论文标题：Unsupervised Domain Adaptation for COVID-19 Information Service with Contrastive Adversarial Domain Mixup
论文作者：Huimin Zeng, Zhenrui Yue, Ziyi Kou, Lanyu Shang, Yang Zhang, Dong Wang
论文来源：aRxiv 2022
论文地址：download
论文代码：download

1 Introduction

2 Problem Statement

　　Regarding misinformation detection, we aim at training a model $f$ , which takes an input text $\boldsymbol{x}$ (a COVID-19 claim or a piece of news) to predict whether the information contained in $\boldsymbol{x}$ is valid or not (i.e., a binary classification task). Moreover, in our domain adaptation problem, we use $\mathcal{P}$ to denote source domain data distribution and $\mathcal{Q}$ for the target domain data distribution. Each data point ($\boldsymbol{x}$, $y$) contains an input segment of COVID-19 claim or news ($\boldsymbol{x}$) and a label $y \in\{0,1\}$ ( $y=1$ for true information and $y=0$ for false information). To differentiate the notations of the data sampled from the source distribution $\mathcal{P}$ and the target distribution $\mathcal{Q}$ , we further introduce two definitions of the domain data:

- Source domain: The subscript $s$ is used to denote the source domain data: $\mathcal{X}_{s}=\left\{\left(\boldsymbol{x}_{s}, y_{s}\right) \mid\left(\boldsymbol{x}_{s}, y_{s}\right) \sim \mathcal{P}\right\}$ .
- Target domain: Similarly, the subscript t is used to denote the target domain data: $\mathcal{X}_{t}=\left\{\boldsymbol{x}_{t} \mid \boldsymbol{x}_{t} \sim \mathcal{P}\right\}$ . Note that in our unsupervised setting, the ground truth labels of target domain data $y_{t}$ are not used during training.

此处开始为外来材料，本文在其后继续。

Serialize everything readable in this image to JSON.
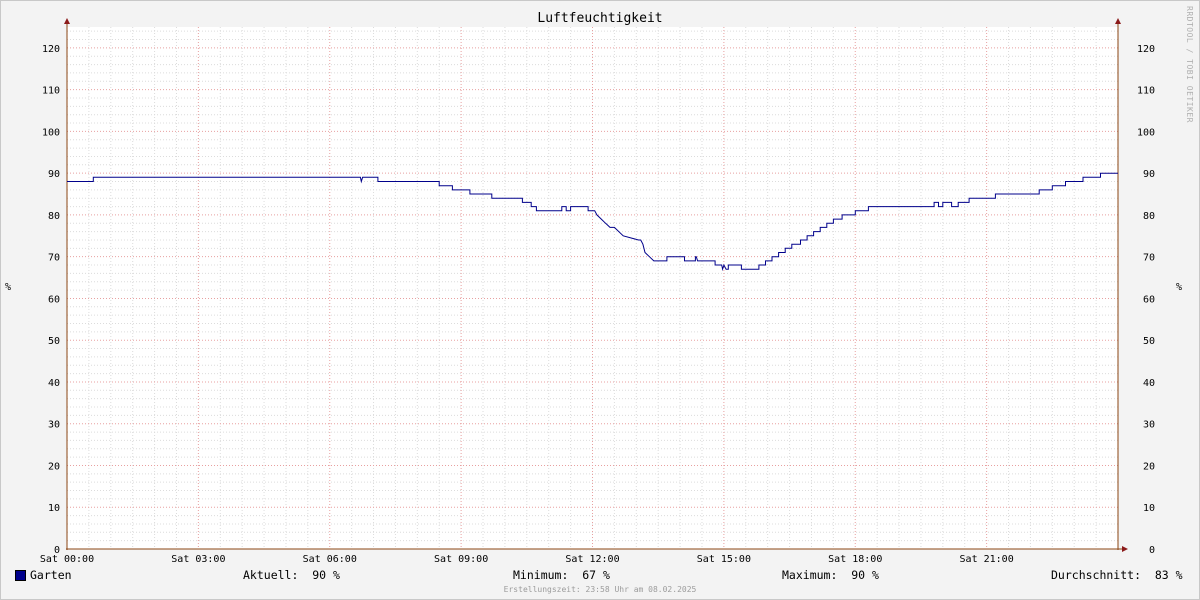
{
  "chart_data": {
    "type": "line",
    "title": "Luftfeuchtigkeit",
    "ylabel_left": "%",
    "ylabel_right": "%",
    "watermark": "RRDTOOL / TOBI OETIKER",
    "ylim": [
      0,
      125
    ],
    "yticks": [
      0,
      10,
      20,
      30,
      40,
      50,
      60,
      70,
      80,
      90,
      100,
      110,
      120
    ],
    "xlim": [
      0,
      24
    ],
    "xticks": [
      {
        "x": 0,
        "label": "Sat 00:00"
      },
      {
        "x": 3,
        "label": "Sat 03:00"
      },
      {
        "x": 6,
        "label": "Sat 06:00"
      },
      {
        "x": 9,
        "label": "Sat 09:00"
      },
      {
        "x": 12,
        "label": "Sat 12:00"
      },
      {
        "x": 15,
        "label": "Sat 15:00"
      },
      {
        "x": 18,
        "label": "Sat 18:00"
      },
      {
        "x": 21,
        "label": "Sat 21:00"
      }
    ],
    "grid": true,
    "series": [
      {
        "name": "Garten",
        "color": "#00008b",
        "x": [
          0,
          0.6,
          0.6,
          6.7,
          6.72,
          6.75,
          6.8,
          7.1,
          7.1,
          8.5,
          8.5,
          8.8,
          8.8,
          9.2,
          9.2,
          9.7,
          9.7,
          10.4,
          10.4,
          10.6,
          10.6,
          10.72,
          10.72,
          11.3,
          11.3,
          11.4,
          11.4,
          11.5,
          11.5,
          11.9,
          11.9,
          12.05,
          12.1,
          12.2,
          12.3,
          12.4,
          12.5,
          12.7,
          12.7,
          13.05,
          13.1,
          13.15,
          13.2,
          13.3,
          13.4,
          13.7,
          13.7,
          14.1,
          14.1,
          14.35,
          14.35,
          14.37,
          14.4,
          14.5,
          14.5,
          14.8,
          14.8,
          14.95,
          14.97,
          15.0,
          15.05,
          15.1,
          15.1,
          15.4,
          15.4,
          15.8,
          15.8,
          15.95,
          15.95,
          16.1,
          16.1,
          16.25,
          16.25,
          16.4,
          16.4,
          16.55,
          16.55,
          16.75,
          16.75,
          16.9,
          16.9,
          17.05,
          17.05,
          17.2,
          17.2,
          17.35,
          17.35,
          17.5,
          17.5,
          17.7,
          17.7,
          18.0,
          18.0,
          18.3,
          18.3,
          18.7,
          18.7,
          19.8,
          19.8,
          19.9,
          19.9,
          20.0,
          20.0,
          20.2,
          20.2,
          20.35,
          20.35,
          20.6,
          20.6,
          21.2,
          21.2,
          22.2,
          22.2,
          22.5,
          22.5,
          22.8,
          22.8,
          23.2,
          23.2,
          23.6,
          23.6,
          24.0
        ],
        "values": [
          88,
          88,
          89,
          89,
          88,
          89,
          89,
          89,
          88,
          88,
          87,
          87,
          86,
          86,
          85,
          85,
          84,
          84,
          83,
          83,
          82,
          82,
          81,
          81,
          82,
          82,
          81,
          81,
          82,
          82,
          81,
          81,
          80,
          79,
          78,
          77,
          77,
          75,
          75,
          74,
          74,
          73,
          71,
          70,
          69,
          69,
          70,
          70,
          69,
          69,
          70,
          70,
          69,
          69,
          69,
          69,
          68,
          68,
          67,
          68,
          67,
          67,
          68,
          68,
          67,
          67,
          68,
          68,
          69,
          69,
          70,
          70,
          71,
          71,
          72,
          72,
          73,
          73,
          74,
          74,
          75,
          75,
          76,
          76,
          77,
          77,
          78,
          78,
          79,
          79,
          80,
          80,
          81,
          81,
          82,
          82,
          82,
          82,
          83,
          83,
          82,
          82,
          83,
          83,
          82,
          82,
          83,
          83,
          84,
          84,
          85,
          85,
          86,
          86,
          87,
          87,
          88,
          88,
          89,
          89,
          90,
          90
        ]
      }
    ]
  },
  "legend": {
    "series_name": "Garten",
    "current": "Aktuell:  90 %",
    "minimum": "Minimum:  67 %",
    "maximum": "Maximum:  90 %",
    "average": "Durchschnitt:  83 %"
  },
  "footer": "Erstellungszeit: 23:58 Uhr am 08.02.2025"
}
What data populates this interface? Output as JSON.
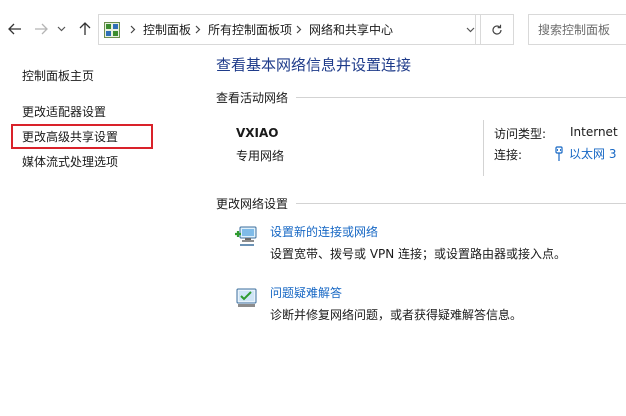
{
  "address_bar": {
    "crumbs": [
      "控制面板",
      "所有控制面板项",
      "网络和共享中心"
    ]
  },
  "search": {
    "placeholder": "搜索控制面板"
  },
  "left_pane": {
    "items": [
      {
        "label": "控制面板主页"
      },
      {
        "label": "更改适配器设置"
      },
      {
        "label": "更改高级共享设置"
      },
      {
        "label": "媒体流式处理选项"
      }
    ]
  },
  "main": {
    "title": "查看基本网络信息并设置连接",
    "active_section": "查看活动网络",
    "network": {
      "name": "VXIAO",
      "type": "专用网络",
      "access_label": "访问类型:",
      "access_value": "Internet",
      "connection_label": "连接:",
      "connection_value": "以太网 3"
    },
    "change_section": "更改网络设置",
    "tasks": [
      {
        "link": "设置新的连接或网络",
        "desc": "设置宽带、拨号或 VPN 连接；或设置路由器或接入点。",
        "icon": "new-connection-icon"
      },
      {
        "link": "问题疑难解答",
        "desc": "诊断并修复网络问题，或者获得疑难解答信息。",
        "icon": "troubleshoot-icon"
      }
    ]
  },
  "colors": {
    "link": "#1667c4",
    "title": "#1e3b8a",
    "highlight": "#d9222a"
  }
}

　　Our goal is to adapt a classifier $f$ trained on $\mathcal{P}$ to $\mathcal{Q}$ . For a given target domain input $\boldsymbol{x}_{t}$ , a well-adapted model aims at making predictions as correctly as possible.

3 Method

　　整体框架：

3.1 Domain Discriminator

　　第一步是训练一个域鉴别器 $f_{D}$ 来分类输入数据是属于源域还是属于目标域。该域鉴别器与 COVID 模型共享相同的 BERT Encoder $f_{e}$，并具有不同的二进制分类模块 $f_{D}$。域鉴别器以 BERT Encoder 中的标记 [CLS] 表示作为输入，以预测输入数据的域，如所示：

　　　　$\hat{y}=f_{D}(\boldsymbol{z}) \quad\quad(1)$

　　其中，$z$ 是 token [CLS] 的表示。

　　对于 $f_{D}$ 的训练，明确地将源域数据的域标签 $y_{D}$ 定义为 $y_{D}=0$，将目标域数据的域标签定义为 $y_{D}=1$。因此，对域鉴别器的训练可以表述为：

　　　　$\underset{f_{D}}{\text{min}} \;\; \mathbb{E}_{\left(\boldsymbol{x}, y_{D}\right) \sim \mathcal{X}^{\prime}}\left[l\left(f_{D}\left(f_{e}(\boldsymbol{x})\right), y_{D}\right)\right] \quad\quad(2)$

　　其中，$\mathcal{X}^{\prime}$ 表示带有域标签的源域和目标域训练数据的合并数据集。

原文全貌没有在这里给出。